For most people, it is obvious that international solidarity should be the bounding principle of any labor movement, but in practice this has not always been the case. Much of this has to do with the capitalist-aided rise of (unaccountable) labor leaders who speak of solidarity while practicing sabotage; sabotage that has cost the lives of countless workers struggling against the oppressive machinery of global capital. The fact that labor leaders (not rank-and-file activists) have so regularly sold-out workers to capitalists is despicable, but nevertheless in a world awash in capital it is quite understandable -- which is why reading Scipes's detailed exposition on the history of this misleadership is so important, especially for workers seeking to rectify this situation. Scipes notes that his...

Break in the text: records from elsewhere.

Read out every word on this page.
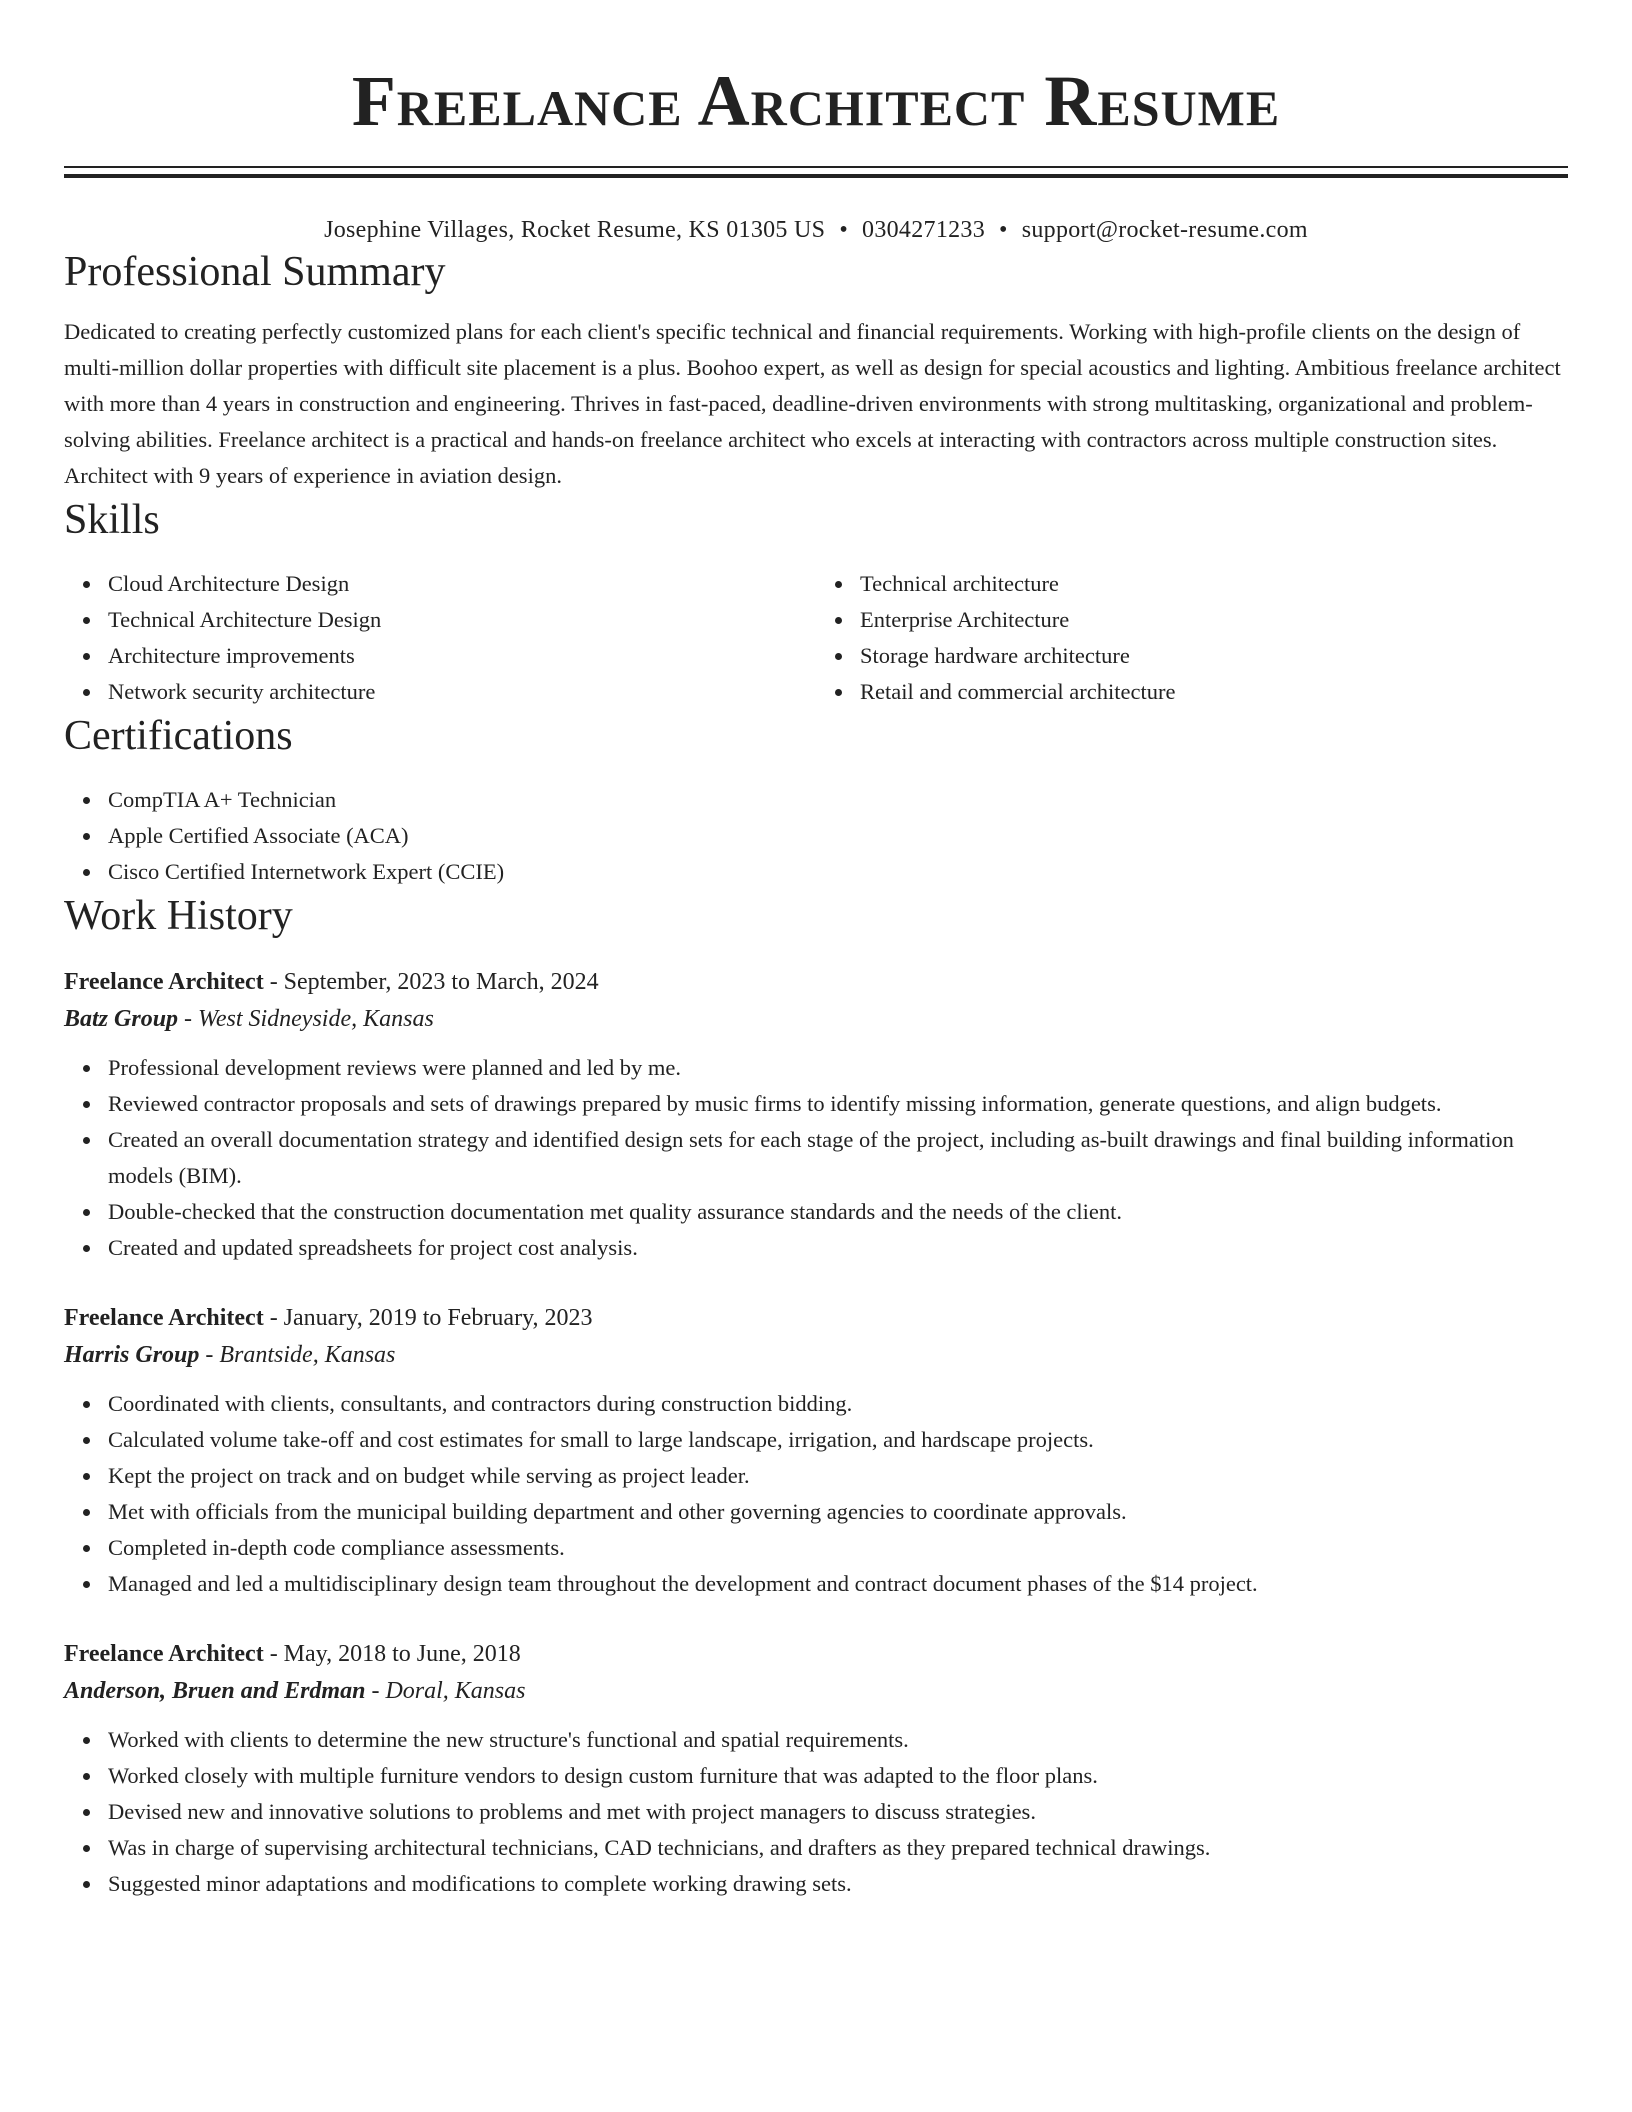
Freelance Architect Resume
Josephine Villages, Rocket Resume, KS 01305 US • 0304271233 • support@rocket-resume.com
Professional Summary

Dedicated to creating perfectly customized plans for each client's specific technical and financial requirements. Working with high-profile clients on the design of multi-million dollar properties with difficult site placement is a plus. Boohoo expert, as well as design for special acoustics and lighting. Ambitious freelance architect with more than 4 years in construction and engineering. Thrives in fast-paced, deadline-driven environments with strong multitasking, organizational and problem-solving abilities. Freelance architect is a practical and hands-on freelance architect who excels at interacting with contractors across multiple construction sites. Architect with 9 years of experience in aviation design.

Skills
Cloud Architecture Design
Technical Architecture Design
Architecture improvements
Network security architecture
Technical architecture
Enterprise Architecture
Storage hardware architecture
Retail and commercial architecture
Certifications
CompTIA A+ Technician
Apple Certified Associate (ACA)
Cisco Certified Internetwork Expert (CCIE)
Work History
Freelance Architect - September, 2023 to March, 2024
Batz Group - West Sidneyside, Kansas
Professional development reviews were planned and led by me.
Reviewed contractor proposals and sets of drawings prepared by music firms to identify missing information, generate questions, and align budgets.
Created an overall documentation strategy and identified design sets for each stage of the project, including as-built drawings and final building information models (BIM).
Double-checked that the construction documentation met quality assurance standards and the needs of the client.
Created and updated spreadsheets for project cost analysis.
Freelance Architect - January, 2019 to February, 2023
Harris Group - Brantside, Kansas
Coordinated with clients, consultants, and contractors during construction bidding.
Calculated volume take-off and cost estimates for small to large landscape, irrigation, and hardscape projects.
Kept the project on track and on budget while serving as project leader.
Met with officials from the municipal building department and other governing agencies to coordinate approvals.
Completed in-depth code compliance assessments.
Managed and led a multidisciplinary design team throughout the development and contract document phases of the $14 project.
Freelance Architect - May, 2018 to June, 2018
Anderson, Bruen and Erdman - Doral, Kansas
Worked with clients to determine the new structure's functional and spatial requirements.
Worked closely with multiple furniture vendors to design custom furniture that was adapted to the floor plans.
Devised new and innovative solutions to problems and met with project managers to discuss strategies.
Was in charge of supervising architectural technicians, CAD technicians, and drafters as they prepared technical drawings.
Suggested minor adaptations and modifications to complete working drawing sets.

... book makes three major claims: (1) the foreign policy program of the AFL-CIO (and the AFL before it) tries to dominate foreign labor movements, especially in developing countries and, therefore, is an imperialist foreign policy; since it comes from within the labor movement, it should be understood as being labor imperialism; (2) that this labor imperialism began before the Bolshevik Revolution in Russia in 1917, so it was not a reaction to the Bolsheviks, but rather preceded their efforts; and (3) while being designed to advance the interests of the U.S. Empire, it comes at the expense of developing country workers and, increasingly, at the expense of American working people -- ultimately, U.S. labor imperialism also hurts American workers. (p.xxiv)

Scipes calls for activists to intensify the struggle within the AFL-CIO and work on the urgent task of transforming the crippling American version of trade unionism "at least into social justice union forms of economic trade unionism, and preferably into social movement unionism." This will be no easy task. However, armed with the historical insights developed in his invaluable book, rank-and-file trade unionists will now at least be in a more favorable position to organize their fight to reclaim the labor movement: working to collectively transform the sordid history of labor imperialism into a democratic member-driven alternative that will assert the demands of popular democracy in the face of capitalism; thereby working to produce democracy, not Empire.

Full article: http://www.swans.com/library/art17/barker88.html

Red Rebel
12th September 2011, 05:17
AFL-CIA...

It would've been nice to see the AFL-CIO change with the end of the Cold War but then they go supporting the coup in Venezeula several years ago. I haven't been up to date with AFL-CIO's foriegn policy but it would be interesting to read up on their role in Honduras and the coup.. educated guess is that it probably ain't pretty.